I recently needed to merge a code change. I wasn’t a code owner of the specific repo, so I put my merge request in front of the code owners. It was a small lexical change, based on the current behaviour, but pointing at a new name for a resource.

The code owners were largely absent, but one remained contactable. He wasn’t happy to merge the code and was looking for approval from additional parties.

He was concerned that if we deployed this to production and it went wrong, there would be consequences for him personally. He’d lose his job.

He wouldn’t have lost his job.

He didn’t have the confidence or the trust to decide to make the change.

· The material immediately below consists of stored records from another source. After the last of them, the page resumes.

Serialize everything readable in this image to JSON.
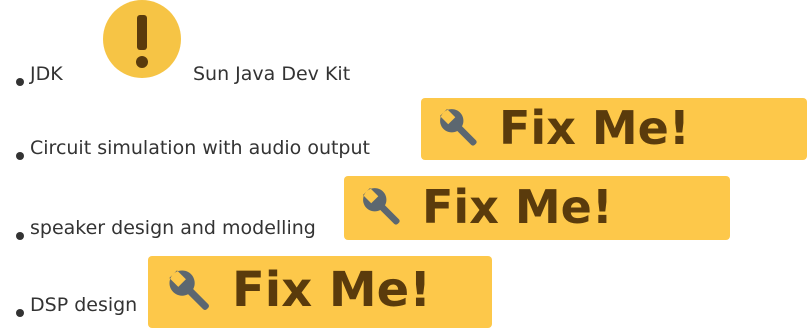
{
  "items": [
    {
      "prefix": "JDK",
      "text": "Sun Java Dev Kit",
      "icon": "warning-icon"
    },
    {
      "text": "Circuit simulation with audio output",
      "badge": "Fix Me!"
    },
    {
      "text": "speaker design and modelling",
      "badge": "Fix Me!"
    },
    {
      "text": "DSP design",
      "badge": "Fix Me!"
    }
  ],
  "colors": {
    "text": "#333333",
    "badge_bg": "#fdc84a",
    "badge_text": "#5a3b0c",
    "wrench": "#5c6770",
    "warning": "#f6c445",
    "warning_mark": "#5a3b0c"
  }
}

Which begs a whole world of questions:

  • Why can I not make the change myself? Why do I need others to approve it?
  • Why is one of the approvers not confident enough to approve the change without others?
  • Who are the others, and why are they not on the approvers’ list?
  • Why don’t we trust our pipelines to prevent the worst errors, and rescue us from danger with reverts?
  • Why don’t we trust ourselves to make decisions that concern our own work?
  • Do we give people responsibility without giving them empowerment to carry that out?

So many questions.

Here’s the thing. If you think that a CAB can somehow validate a software change in a cloud native infrastructure-as-code with pipelines world, then you’re probably mistaken. If you need a CAB to tell you that your deploy is valid, then you don’t have the right sort of setup.

If you’re too weak to release software on a Friday, you’re too weak to release it at all, and need to sharpen up the tools you’re using to fix that.

If you’re in a position of authority and you’re frightened of being fired for executing that authority, then you need to change your role, because it’s not working!

Just push the ****ing button and get the software delivered.

The only reasons not to deploy software:

  • The change is out of scope of the project
  • Some tests or other pipeline checks have failed
  • The team is not on board with this change

Doing the right thing should not involve taking a begging bowl to some committees.